L’exportation du blé russe vers l’Algérie est suspendue à la décision des autorités algériennes. Cependant, l’Algérie recevra en 2019 un lot d’essai pour évaluation, selon l’ambassadeur de la Fédération de Russie à Alger, M. Igor Beliaev, a rapport ce vendredi l’agence Sputnik.

Le diplomate russe a précisé lors de son intervention que le blé russe présentait un prix compétitif par rapport à ses concurrents, ajoutant que « l’année 2019 pourrait être celle du début de l’exportation du blé russe vers l’Algérie ».

L’ambassadeur a indiqué que « l’Algérie recevra en 2019 un lot pilote de blé russe pour estimer son niveau de qualité et déterminer s’il correspond aux besoins des Algériens», poursuivant « si la partie algérienne donne un avis favorable, la Russie livrera son blé à l’Algérie à un prix compétitif», selon le même média.
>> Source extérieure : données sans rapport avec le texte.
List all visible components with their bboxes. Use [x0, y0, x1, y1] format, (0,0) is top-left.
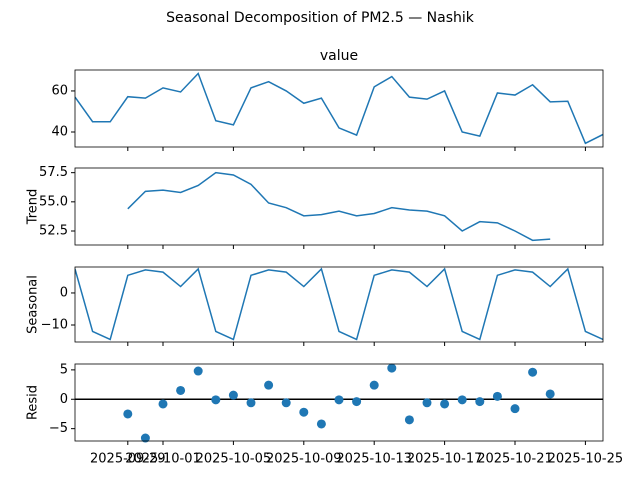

S’exprimant sur les difficultés budgétaires auxquelles sont confrontés de nombreux pays dans le monde, le diplomate russe a rappelé qu’«aujourd’hui, tous les pays font face à un déficit budgétaire et la diminution des dépenses. Et, dans ce contexte précis, notre blé et très compétitif vu le prix que nous proposons qui est plus bas que le prix du blé que l’Algérie achète ailleurs ».

Évoquant la coopération bilatérale entre l’Algérie et la Russie, M. Beliaev a indiqué que l’année 2018 avait été positive en termes de «contacts fréquents à des niveaux et des domaines différents» entre les responsables des deux pays.

Toutefois, le diplomate russe a fait savoir que «l’un des domaines prioritaires de notre coopération est le commerce», et il a annoncé, dans ce sens, que le volume des échanges commerciaux entre l’Algérie et la Russie avait atteint 4,6 milliards de dollars en 2017. Pour les chiffres de cette année 2018, M. Beliaev a indiqué « nous les aurons dès le début de l’année 2019, mais nous pouvons d’ores et déjà dire que de janvier à octobre 2018, le volume des échanges a été établi à 3,3 milliards de dollars», selon la même source.

Pour rappel, l’Algérie a montré son intérêt pour le blé russe, puisqu’une délégation composée de représentants du ministère de l’Agriculture et de l’Office algérien interprofessionnel des céréales et des experts agronomes s’est déplacée au début du mois d’octobre dernier en Russie pour amener des échantillons de blé russe, en vue d’en analyser les taux d’ivraie, de poussière et de résistance à l’humidité.

MDI Alger

Cependant, l’intérêt de l’Algérie pour le blé russe a suscité la panique chez ses partenaires traditionnels, en particuliers, la France qui prévoit de dépêcher une délégation au début de l’année prochaine à Alger.